Şimdi Yad Vashem, işte bu geleneğin mirasçılarına Holokost’u anlatmak istiyor. Muhtemelen Yahudi tarihinin bir parçası olarak değil, bir insanlık trajedisi olarak… Arap eğitimciler ise, böylesi bir girişimin gerilimi arttıracağını söylüyorlar. Onlar, Nakba’yı kendi eğitim programlarına yeteri kadar almayan İsrail’in böylesi bir girişiminin adil olmayacağı görüşündeler.

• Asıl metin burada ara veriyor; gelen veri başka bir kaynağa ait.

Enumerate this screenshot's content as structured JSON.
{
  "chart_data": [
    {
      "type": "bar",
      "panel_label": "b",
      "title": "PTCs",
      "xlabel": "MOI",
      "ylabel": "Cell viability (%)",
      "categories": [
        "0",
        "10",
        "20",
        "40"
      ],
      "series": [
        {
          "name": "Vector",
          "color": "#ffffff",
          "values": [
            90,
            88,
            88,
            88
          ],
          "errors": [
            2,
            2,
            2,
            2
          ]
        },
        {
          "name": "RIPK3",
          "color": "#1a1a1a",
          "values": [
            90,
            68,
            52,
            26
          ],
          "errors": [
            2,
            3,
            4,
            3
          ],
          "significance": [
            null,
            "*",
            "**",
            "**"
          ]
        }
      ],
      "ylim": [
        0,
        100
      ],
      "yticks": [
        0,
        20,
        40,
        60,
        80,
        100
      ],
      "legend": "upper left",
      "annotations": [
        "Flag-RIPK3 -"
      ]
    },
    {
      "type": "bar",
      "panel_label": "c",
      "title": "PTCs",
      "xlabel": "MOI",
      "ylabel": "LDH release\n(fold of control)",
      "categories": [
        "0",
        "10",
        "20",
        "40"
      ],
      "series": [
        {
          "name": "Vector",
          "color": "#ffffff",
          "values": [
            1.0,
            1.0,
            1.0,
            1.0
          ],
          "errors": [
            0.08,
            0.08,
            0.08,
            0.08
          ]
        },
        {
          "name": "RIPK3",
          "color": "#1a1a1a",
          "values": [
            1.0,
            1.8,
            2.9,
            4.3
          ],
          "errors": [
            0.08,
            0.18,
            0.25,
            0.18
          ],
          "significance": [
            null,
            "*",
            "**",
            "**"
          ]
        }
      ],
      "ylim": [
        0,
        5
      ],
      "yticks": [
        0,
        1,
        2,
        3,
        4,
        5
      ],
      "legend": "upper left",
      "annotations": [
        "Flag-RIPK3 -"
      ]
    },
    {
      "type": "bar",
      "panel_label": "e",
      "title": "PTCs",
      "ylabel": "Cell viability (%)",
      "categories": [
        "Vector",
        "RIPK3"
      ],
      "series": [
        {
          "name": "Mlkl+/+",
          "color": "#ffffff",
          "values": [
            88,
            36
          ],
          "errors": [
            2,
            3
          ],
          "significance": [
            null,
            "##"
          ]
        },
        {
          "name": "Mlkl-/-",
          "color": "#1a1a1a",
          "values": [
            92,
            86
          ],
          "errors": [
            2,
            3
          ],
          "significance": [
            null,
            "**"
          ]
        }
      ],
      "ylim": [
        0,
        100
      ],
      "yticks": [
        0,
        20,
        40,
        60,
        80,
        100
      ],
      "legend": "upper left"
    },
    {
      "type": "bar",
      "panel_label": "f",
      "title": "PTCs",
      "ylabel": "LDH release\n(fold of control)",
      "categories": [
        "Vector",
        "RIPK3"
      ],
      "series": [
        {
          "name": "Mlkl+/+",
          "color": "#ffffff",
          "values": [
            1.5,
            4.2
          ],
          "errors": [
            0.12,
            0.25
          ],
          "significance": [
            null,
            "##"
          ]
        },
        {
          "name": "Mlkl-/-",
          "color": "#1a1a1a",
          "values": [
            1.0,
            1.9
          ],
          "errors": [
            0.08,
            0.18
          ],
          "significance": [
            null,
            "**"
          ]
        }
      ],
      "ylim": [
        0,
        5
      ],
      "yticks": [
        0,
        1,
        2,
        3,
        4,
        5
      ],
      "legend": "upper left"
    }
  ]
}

İsrail’de durum ne olursa olsun, Türkiye’de bizler, tarihin bu karanlık dönemini bir film şeridi veya bir roman kıvamında değil, gerçeğin en çıplak yalınlığı ile paylaşmak zorundayız. Türkiye, Birleşmiş Milletler Genel Kurulunun 2005’te aldığı karar uyarınca, Auschwitz’in Rus orduları tarafından kurtarıldığı 27 Ocak tarihini Holokost Kurbanlarını Anma Günü olarak kabul etmiş ülkelerden biri… Bu anlamda, konuyu gündelik siyasetin kirine bulaştırmadan irdelemek ve olabildiğince topluma mal etmek gerek… Zor, ama neden olmasın?